Specialized medical services in the Gaza Strip — particularly in the bombarded north of the enclave — have been disrupted by hostilities and fuel shortages that have depowered critical medical equipment. For weeks, multiple medical complexes in the north of the Gaza Strip have been unable to function in a hospital capacity, as a result, consigning the treatment of injured Palestinian people to the remaining medical facilities in the south of the territory.
The latest truce agreement between Israel and Hamas has allowed humanitarian assistants to bring in and distribute further fuel supplies for critical infrastructure.
— Ruxandra Iordache
Two Thai nationals among latest hostage releases
Two Thai citizens were among the latest batch of hostages released by Palestinian militant group Hamas on Tuesday, alongside 10 Israeli nationals, the Israel Defense Forces said on Telegram. The captives were released in exchange for 30 Palestinian people who were freed from Israeli jails.
Groups of hostages have been released on a daily basis since the Friday start of a humanitarian pause in fighting, whose latest extension is set to lapse within a day. It remains to be seen whether Israel and Hamas will further prolong the agreement — a key objective of mediator Qatar.
— Ruxandra Iordache
G7 foreign ministers express support for further truce extension
The foreign ministers of the Group of Seven alliance released a Tuesday statement expressing support for the lengthening of a truce between Israel and Hamas, whose two-day extension is set to expire within a day.
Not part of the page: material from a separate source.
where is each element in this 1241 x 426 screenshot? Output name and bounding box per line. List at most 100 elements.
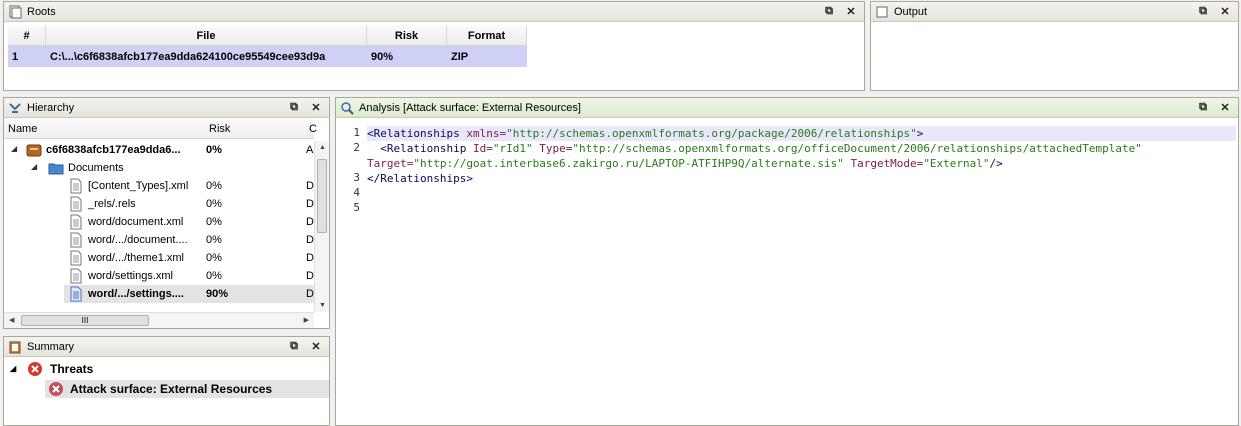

“We support the further extension of this pause and future pauses as needed to enable assistance to be scaled up, and to facilitate the release of all hostages,” the statement said. “We underscore the importance of protecting civilians and compliance with international law, in particular international humanitarian law.”
The coalition praised the extended humanitarian pause agreement as a “crucial step” toward brokering the freedom of hostages and bringing in humanitarian aid into the besieged and resource-deprived Gaza Strip.
The G7 group reunites Canada, France, Germany, Italy, Japan, the U.K, the U.S. and the EU. It further urged that all hostages held by Palestinian militant group Hamas should be released “immediately and unconditionally,” as well as emphasizing Israel’s “right to defend itself and its people, in accordance with international law, as it seeks to prevent a recurrence of the October 7 attacks.”
The statement also called on Yemen’s Houthi militants to cease maritime aggressions and released the detained Galaxy Leader vessel and its crew, seized on Nov. 19.
— Ruxandra Iordache
Images show daily life of displaced Palestinians taking shelter at a UNRWA school in Rafah
— Abed Rahim Khatib | Anadolu | Getty Images
Photos document destruction of buildings built for residents of Gaza
— Mustafa Hassona | Anadolu | Getty Images
Israel releases 30 more Palestinian prisoners in the West Bank
Israel released 30 more Palestinian hostages in Beitunia, Ramallah, West Bank to the International Committee of the Red Cross (ICRC) on Nov. 28.